It’s May 10, 1981, and Paris is celebrating. French political junkies might know the cause for this revelry, but for the rest of us, the reason seems to matter less than the electric atmosphere enveloping the streets as people dance to the sound of honking car horns. Grainy, scene-setting archival footage is interspersed with the main action here and elsewhere in Mikhaël Hers’ period piece, which stars Charlotte Gainsbourg as a single mother looking to rediscover herself after being left by her husband. An airy, low-key drama that doesn’t suffer for its lack of narrative tension, “The Passengers of the Night” further proves the old adage about the journey mattering more the destination.
We first meet Élisabet (Gainsbourg) at her lowest: unemployed, recently single and responsible for two teenagers (Quito Rayon-Richter and Megan Northam) whose father has walked out on the family. That may sound like the setup for something dire, but “The Passengers of the Night” lands closer to the opposite end of the spectrum — gently uplifting without being schmaltzy, and moving without resorting to sentimentality. That’s even true when the narrative shifts to Talulah (Noée Abita), a wayward youth whom Élisabet brings out of the cold and into the warmth of her home.
The drama, such as it is, ultimately seems to pass Élisabet by. One of the first things we learn about her is that she’s strapped for cash and, having spent the preceding years raising her children, doesn’t have much of a résumé to speak of. Her financial woes are taken care of almost immediately when she lands a gig at the late-night radio show for which “Passengers” is named. Despite immediately being told that the pay is “terrible,” she and her brood continue living comfortably in their gorgeous flat despite her ex not paying any kind of spousal support — the main instance of Hers establishing a potential stumbling block before quickly knocking it over.
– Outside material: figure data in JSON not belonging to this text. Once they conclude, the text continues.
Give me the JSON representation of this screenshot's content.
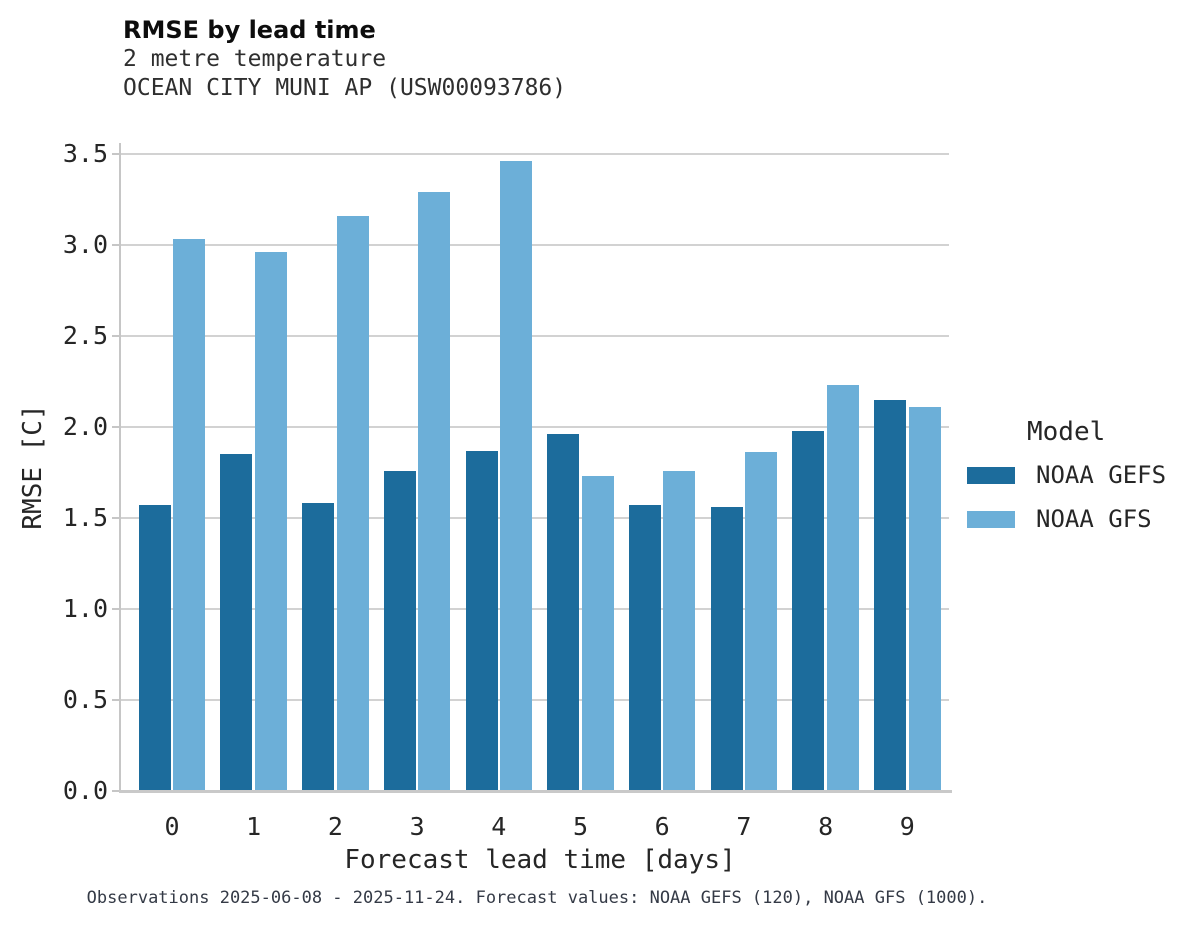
{
  "header": {
    "title": "RMSE by lead time",
    "subtitle1": "2 metre temperature",
    "subtitle2": "OCEAN CITY MUNI AP (USW00093786)"
  },
  "chart_data": {
    "type": "bar",
    "title": "RMSE by lead time",
    "subtitle": [
      "2 metre temperature",
      "OCEAN CITY MUNI AP (USW00093786)"
    ],
    "categories": [
      "0",
      "1",
      "2",
      "3",
      "4",
      "5",
      "6",
      "7",
      "8",
      "9"
    ],
    "series": [
      {
        "name": "NOAA GEFS",
        "color": "#1c6c9c",
        "values": [
          1.57,
          1.85,
          1.58,
          1.76,
          1.87,
          1.96,
          1.57,
          1.56,
          1.98,
          2.15
        ]
      },
      {
        "name": "NOAA GFS",
        "color": "#6cafd8",
        "values": [
          3.03,
          2.96,
          3.16,
          3.29,
          3.46,
          1.73,
          1.76,
          1.86,
          2.23,
          2.11
        ]
      }
    ],
    "xlabel": "Forecast lead time [days]",
    "ylabel": "RMSE [C]",
    "ylim": [
      0,
      3.56
    ],
    "ytick_labels": [
      "0.0",
      "0.5",
      "1.0",
      "1.5",
      "2.0",
      "2.5",
      "3.0",
      "3.5"
    ],
    "grid": true,
    "legend_position": "right"
  },
  "legend": {
    "title": "Model"
  },
  "caption": "Observations 2025-06-08 - 2025-11-24. Forecast values: NOAA GEFS (120), NOAA GFS (1000).",
  "colors": {
    "gefs": "#1c6c9c",
    "gfs": "#6cafd8",
    "gridline": "#d2d2d2",
    "spine": "#c6c6c6",
    "text": "#262626",
    "caption_text": "#343a46"
  }
}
Élisabet also finds herself in a loving, supportive relationship without much difficulty, an act of narrative closure that’s a bit easier to believe. Rather than a detriment, this narrative breeziness is part of the film’s charm: “The Passengers of the Night” floats from one happening to the next without much actual conflict, ultimately landing somewhere between a character study and a mood piece. It really is all about vibes, from an era-appropriate soundtrack and a brief scene of Jacques Rivette’s “Le Pont du Nord” playing to the click-clack of the switchboard at Élisabet’s behind-the-scenes job at the radio station.
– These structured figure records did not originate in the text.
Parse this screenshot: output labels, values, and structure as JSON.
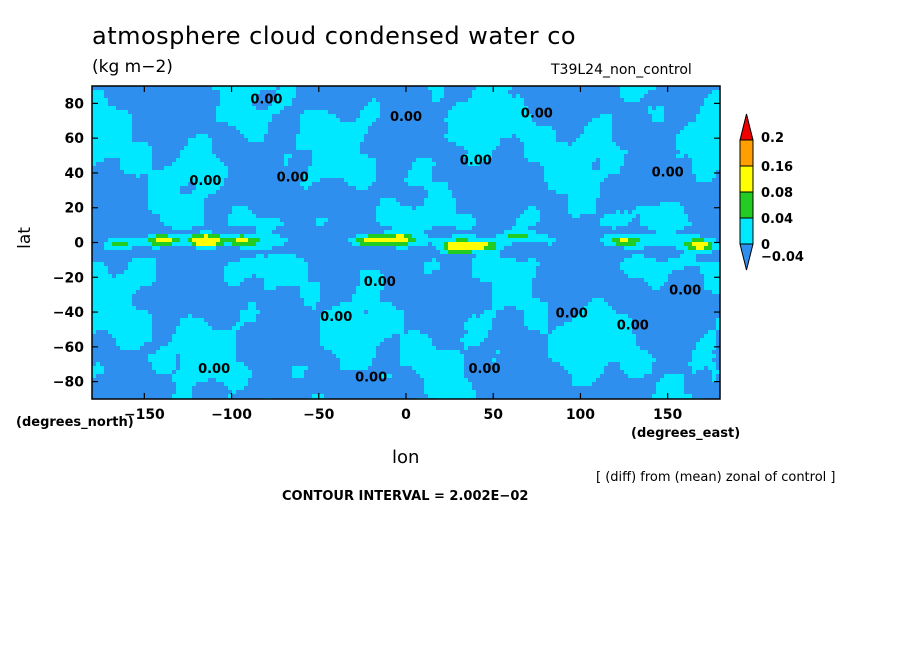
{
  "header": {
    "title": "atmosphere cloud condensed water co",
    "units": "(kg m−2)",
    "experiment": "T39L24_non_control"
  },
  "footer": {
    "note": "[ (diff) from (mean) zonal of control ]",
    "contour_interval": "CONTOUR INTERVAL = 2.002E−02"
  },
  "chart_data": {
    "type": "heatmap",
    "title": "atmosphere cloud condensed water co",
    "xlabel": "lon",
    "ylabel": "lat",
    "x_units": "(degrees_east)",
    "y_units": "(degrees_north)",
    "xlim": [
      -180,
      180
    ],
    "ylim": [
      -90,
      90
    ],
    "x_ticks": [
      -150,
      -100,
      -50,
      0,
      50,
      100,
      150
    ],
    "x_tick_labels": [
      "−150",
      "−100",
      "−50",
      "0",
      "50",
      "100",
      "150"
    ],
    "y_ticks": [
      80,
      60,
      40,
      20,
      0,
      -20,
      -40,
      -60,
      -80
    ],
    "y_tick_labels": [
      "80",
      "60",
      "40",
      "20",
      "0",
      "−20",
      "−40",
      "−60",
      "−80"
    ],
    "colorbar": {
      "levels": [
        -0.04,
        0,
        0.04,
        0.08,
        0.16,
        0.2
      ],
      "labels": [
        "−0.04",
        "0",
        "0.04",
        "0.08",
        "0.16",
        "0.2"
      ],
      "colors": [
        "#2f8fef",
        "#00e8ff",
        "#22cc22",
        "#ffff00",
        "#ffa000",
        "#ee0000"
      ]
    },
    "contour_labels": [
      {
        "text": "0.00",
        "lon": -80,
        "lat": 80
      },
      {
        "text": "0.00",
        "lon": 0,
        "lat": 70
      },
      {
        "text": "0.00",
        "lon": 75,
        "lat": 72
      },
      {
        "text": "0.00",
        "lon": -115,
        "lat": 33
      },
      {
        "text": "0.00",
        "lon": -65,
        "lat": 35
      },
      {
        "text": "0.00",
        "lon": 40,
        "lat": 45
      },
      {
        "text": "0.00",
        "lon": 150,
        "lat": 38
      },
      {
        "text": "0.00",
        "lon": -15,
        "lat": -25
      },
      {
        "text": "0.00",
        "lon": -40,
        "lat": -45
      },
      {
        "text": "0.00",
        "lon": 95,
        "lat": -43
      },
      {
        "text": "0.00",
        "lon": 130,
        "lat": -50
      },
      {
        "text": "0.00",
        "lon": 160,
        "lat": -30
      },
      {
        "text": "0.00",
        "lon": -110,
        "lat": -75
      },
      {
        "text": "0.00",
        "lon": -20,
        "lat": -80
      },
      {
        "text": "0.00",
        "lon": 45,
        "lat": -75
      }
    ],
    "notes": "difference field; broad near-zero (cyan) and slightly negative (blue) regions, strong positive anomalies (green/yellow/orange/red) concentrated along the equator"
  },
  "colors": {
    "neg": "#2f8fef",
    "zero": "#00e8ff",
    "low": "#22cc22",
    "mid": "#ffff00",
    "high": "#ffa000",
    "max": "#ee0000"
  }
}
The exception would be the younger generation, namely Talulah. An indomitable performer, Gainsbourg commands every film she’s in, but relative newcomer Abita (who played the title role in Cannes 2017 offering “Ava”) matches her energy and then some in a performance that brings to mind Mena Suvari in “American Beauty.” A runaway and high-school dropout, she also has a substance-abuse problem that brings the film closer to narrative thorniness than any other plot contrivance — but would you believe me if I told you that this, too, is ultimately just a second-act hiccup? Hers has no intention of putting his characters through the wringer or truly testing their mettle, instead offering a slice of life that, despite taking place first in 1984 and then in ’88, has the feel of a single moment in their lives. Fortunate, then, that they’re pleasant to be around.
The same can be said of “Passengers of the Night” itself, whose low-key charms are almost akin to a hangout movie. We don’t need to know how things will turn out for these people five, 10 or even 20 years hence to enjoy spending time with them, just as we don’t need high narrative stakes to care about them in the first place. Such an approach might not have succeeded without a talent like Gainsbourg in the lead, but she makes it work just as she always seems to.